Bill Maher wants Obama to be more like Bush

Wednesday, June 17, 2009



Bill Maher, the popular television host of HBO's Real Time With Bill Maher made some very interesting remarks about Barack Obama recently. Questioning the popularity of the president, Bill Maher asked some pretty relevant questions. The one that stood out most was, WHY IS THE PRESIDENT ON TV SO MUCH? After all, he is not a celebrity. Instead of focussing on doing his job well, Obama is on this latest PR stint. He even went so far as to say that Obama would do well in incorporating some of George Bush's traits, especially one of not trying to be an appeaser.

These comments came around the same time Barack Obama's latest approval rating showed a drop. He is now at 56%. This is still respectable, but that number is dwindling soon and Obama has barely been in office for 6 months.

Are the American public now having buyers remorse?

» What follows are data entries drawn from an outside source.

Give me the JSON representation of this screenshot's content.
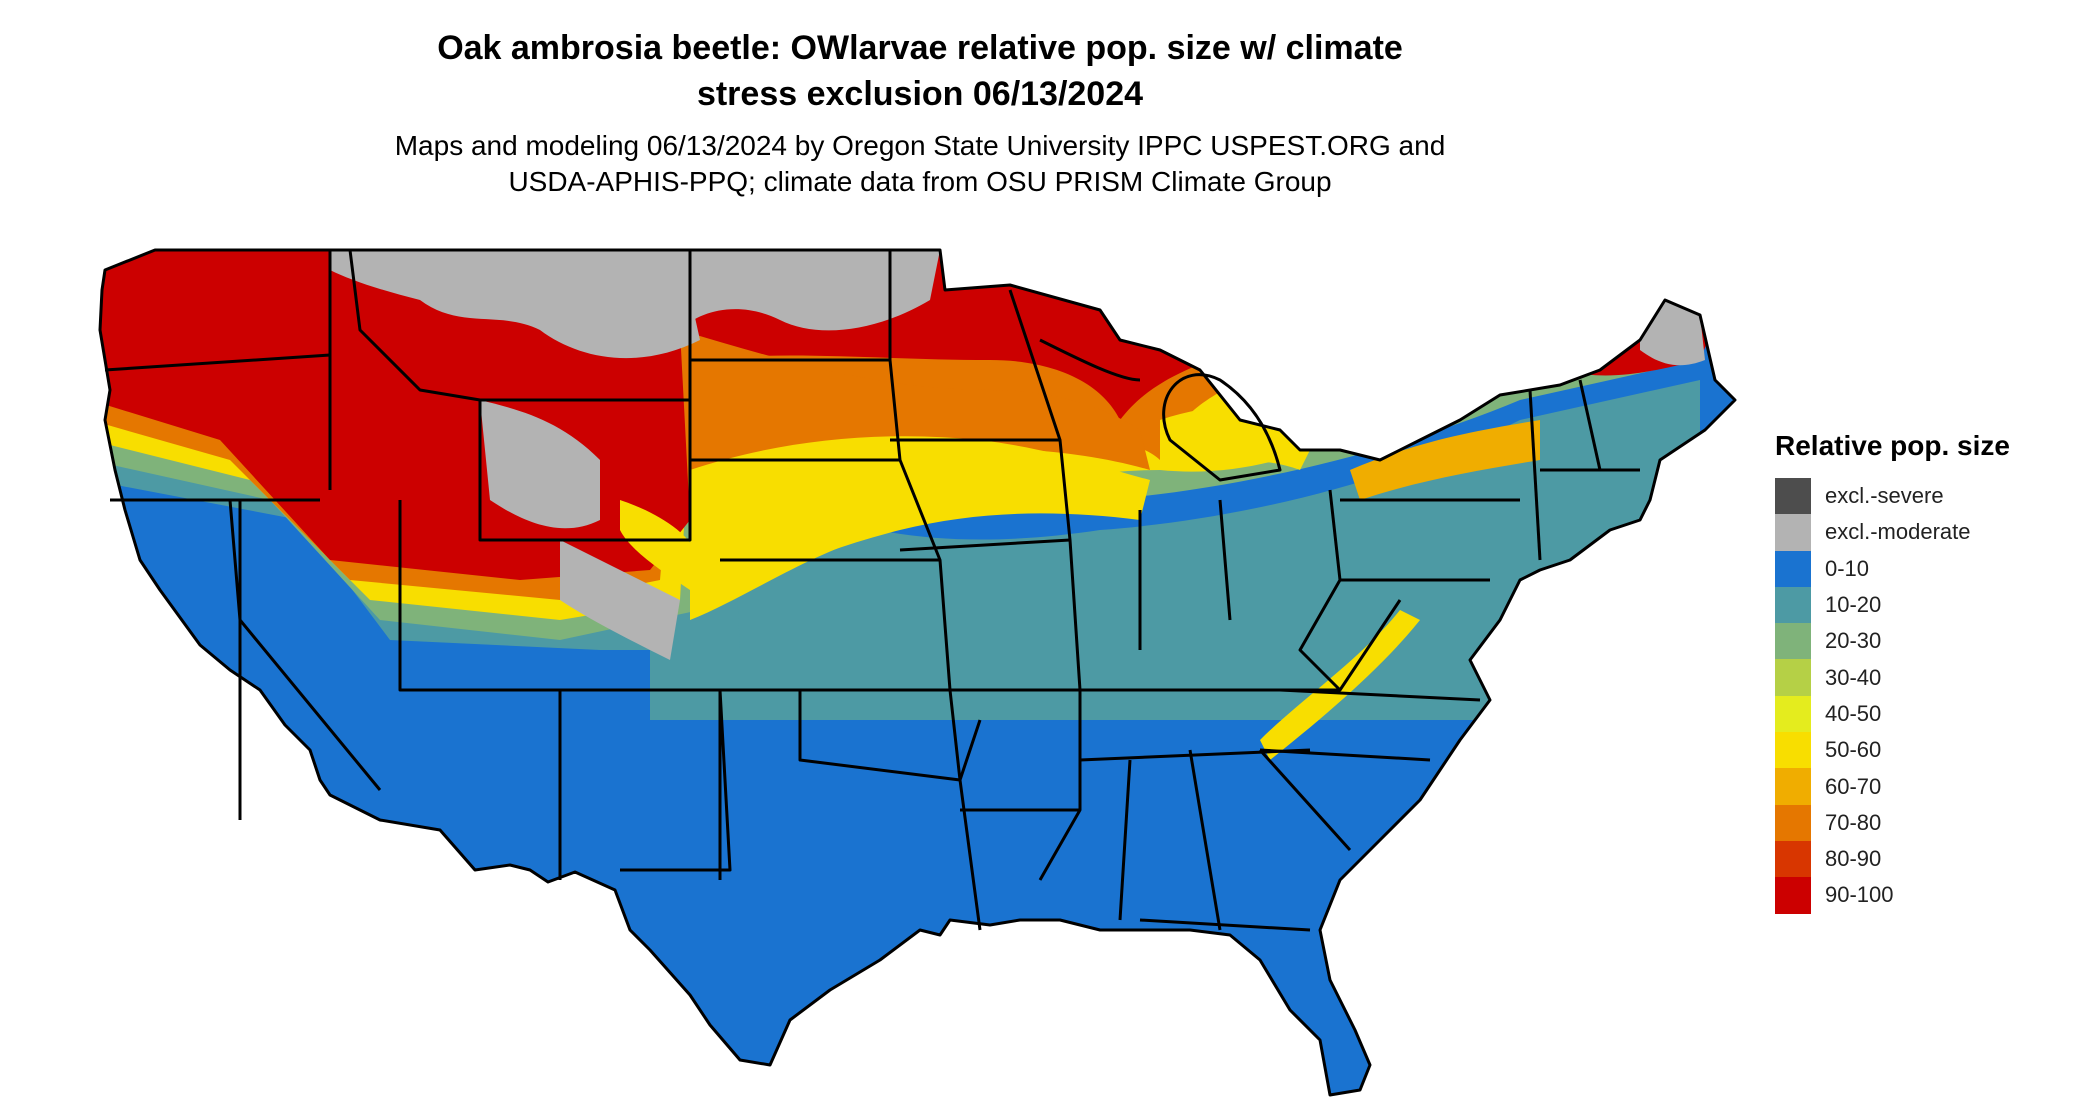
{
  "title": {
    "line1": "Oak ambrosia beetle: OWlarvae relative pop. size w/ climate",
    "line2": "stress exclusion 06/13/2024"
  },
  "subtitle": {
    "line1": "Maps and modeling 06/13/2024 by Oregon State University IPPC USPEST.ORG and",
    "line2": "USDA-APHIS-PPQ; climate data from OSU PRISM Climate Group"
  },
  "legend": {
    "title": "Relative pop. size",
    "items": [
      {
        "label": "excl.-severe",
        "color": "#4d4d4d"
      },
      {
        "label": "excl.-moderate",
        "color": "#b3b3b3"
      },
      {
        "label": "0-10",
        "color": "#1a73d0"
      },
      {
        "label": "10-20",
        "color": "#4d9aa4"
      },
      {
        "label": "20-30",
        "color": "#7fb37a"
      },
      {
        "label": "30-40",
        "color": "#b5d046"
      },
      {
        "label": "40-50",
        "color": "#e4ec1e"
      },
      {
        "label": "50-60",
        "color": "#f8de00"
      },
      {
        "label": "60-70",
        "color": "#f0ad00"
      },
      {
        "label": "70-80",
        "color": "#e57700"
      },
      {
        "label": "80-90",
        "color": "#d83600"
      },
      {
        "label": "90-100",
        "color": "#cc0000"
      }
    ]
  },
  "map": {
    "border_color": "#000000"
  }
}
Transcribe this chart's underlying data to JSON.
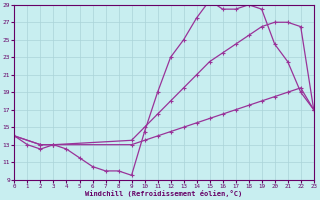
{
  "xlabel": "Windchill (Refroidissement éolien,°C)",
  "xlim": [
    0,
    23
  ],
  "ylim": [
    9,
    29
  ],
  "xticks": [
    0,
    1,
    2,
    3,
    4,
    5,
    6,
    7,
    8,
    9,
    10,
    11,
    12,
    13,
    14,
    15,
    16,
    17,
    18,
    19,
    20,
    21,
    22,
    23
  ],
  "yticks": [
    9,
    11,
    13,
    15,
    17,
    19,
    21,
    23,
    25,
    27,
    29
  ],
  "background_color": "#c8eef0",
  "grid_color": "#aad4d8",
  "line_color": "#993399",
  "line1_x": [
    0,
    1,
    2,
    3,
    4,
    5,
    6,
    7,
    8,
    9,
    10,
    11,
    12,
    13,
    14,
    15,
    16,
    17,
    18,
    19,
    20,
    21,
    22,
    23
  ],
  "line1_y": [
    14.0,
    13.0,
    12.5,
    13.0,
    12.5,
    11.5,
    10.5,
    10.0,
    10.0,
    9.5,
    14.5,
    19.0,
    23.0,
    25.0,
    27.5,
    29.5,
    28.5,
    28.5,
    29.0,
    28.5,
    24.5,
    22.5,
    19.0,
    17.0
  ],
  "line2_x": [
    0,
    2,
    3,
    9,
    10,
    11,
    12,
    13,
    14,
    15,
    16,
    17,
    18,
    19,
    20,
    21,
    22,
    23
  ],
  "line2_y": [
    14.0,
    13.0,
    13.0,
    13.5,
    15.0,
    16.5,
    18.0,
    19.5,
    21.0,
    22.5,
    23.5,
    24.5,
    25.5,
    26.5,
    27.0,
    27.0,
    26.5,
    17.0
  ],
  "line3_x": [
    0,
    2,
    3,
    9,
    10,
    11,
    12,
    13,
    14,
    15,
    16,
    17,
    18,
    19,
    20,
    21,
    22,
    23
  ],
  "line3_y": [
    14.0,
    13.0,
    13.0,
    13.0,
    13.5,
    14.0,
    14.5,
    15.0,
    15.5,
    16.0,
    16.5,
    17.0,
    17.5,
    18.0,
    18.5,
    19.0,
    19.5,
    17.0
  ]
}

Obama tax proposal cripples American companies' competitiveness

Tuesday, June 9, 2009

Obama Economic policies results in American companies being less competitive
President Obama’s recent thought on increasing taxes on multinational American companies is a bold yet harmful one. He wants to levy a higher tax on companies that shift jobs overseas. On the face of it, it sounds like a great policy. If enacted, it will discourage companies from shifting jobs overseas and bring back more jobs to America. However, every decision has a consequence and this particular decision has a very negative consequence.
America has the second highest combined corporate tax rate amongst industrialized nations. (Japan has the highest). So, companies are forced to shift jobs overseas to countries that have much lower tax rates. That way, they pay a lower tax rate in those countries and only pay taxes in America when they transfer the money back here. As a result, many companies, including giants like Microsoft have moved jobs overseas. Since they pay lower taxes, their product prices are more competitive and they gain more market share. Increased market share means more sales and therefore more money coming back into the United States. This is a good thing. However, this too has a negative consequence. America loses jobs.
So what is wrong with President Obama’s policy of bringing those jobs back to America? Well, it is not so simple. If he increases taxes for these corporations within our borders, they are actually forced to shift more jobs overseas, as Microsoft CEO Steve Balmer recently stated. This policy won’t actually help to bring more jobs to America, instead it will just take more jobs away.
So what is the solution? It is simple really. If President Obama wants to impose this tax on Multinational American companies, he has to offset it by reducing corporate taxes within America. If companies see that they don’t gain as much benefit from moving out of the United States, fewer jobs will be exported. In fact, it may even result in them bringing over their brightest overseas employees to the United States, and god knows, we need more smart people in the country.
If Barack Obama insists on levying a tax on American Multinational companies, then he has to balance it out by reducing their taxes here or else he will just be exporting more jobs overseas. He has pledged over and over that he wants American companies to be more competitive and keep their place amongst the top companies in the world. The only way he can do that is to create an atmosphere where business can succeed. Higher taxation is not the way to go and neither is trying to fiscally scare companies into bringing jobs back to America. Companies like Microsoft and Google are too huge and too important to America to be intimidated by these tactics and if Obama wants to create an atmosphere where they, and other companies like them will grow and employ more people, he has to listen to their woes more and come up with better solutions than just higher taxes.

11 lobbyists hired by Obama since he took office

Tuesday, June 2, 2009

Eric Holder, attorney general nominee, was registered to lobby until 2004 on behalf of clients including Global Crossing, a bankrupt telecommunications firm.

Tom Vilsack, secretary of agriculture nominee, was registered to lobby as recently as last year on behalf of the National Education Association.

William Lynn, deputy defense secretary nominee, was registered to lobby as recently as last year for defense contractor Raytheon, where he was a top executive.

William Corr, deputy health and human services secretary nominee, was registered to lobby until last year for the Campaign for Tobacco-Free Kids, a non-profit that pushes to limit tobacco use.

David Hayes, deputy interior secretary nominee, was registered to lobby until 2006 for clients, including the regional utility San Diego Gas & Electric.

Mark Patterson, chief of staff to Treasury Secretary Timothy Geithner, was registered to lobby as recently as last year for financial giant Goldman Sachs.

Ron Klain, chief of staff to Vice President Joe Biden, was registered to lobby until 2005 for clients, including the Coalition for Asbestos Resolution, U.S. Airways, Airborne Express and drug-maker ImClone.

Mona Sutphen, deputy White House chief of staff, was registered to lobby for clients, including Angliss International in 2003.

Cecilia Munoz, White House director of intergovernmental affairs, was a lobbyist as recently as last year for the National Council of La Raza, a Hispanic advocacy group.

Patrick Gaspard, White House political affairs director, was a lobbyist for the Service Employees International Union.

Michael Strautmanis, chief of staff to the president’s assistant for intergovernmental relations, lobbied for the American Association of Justice from 2001 until 2005.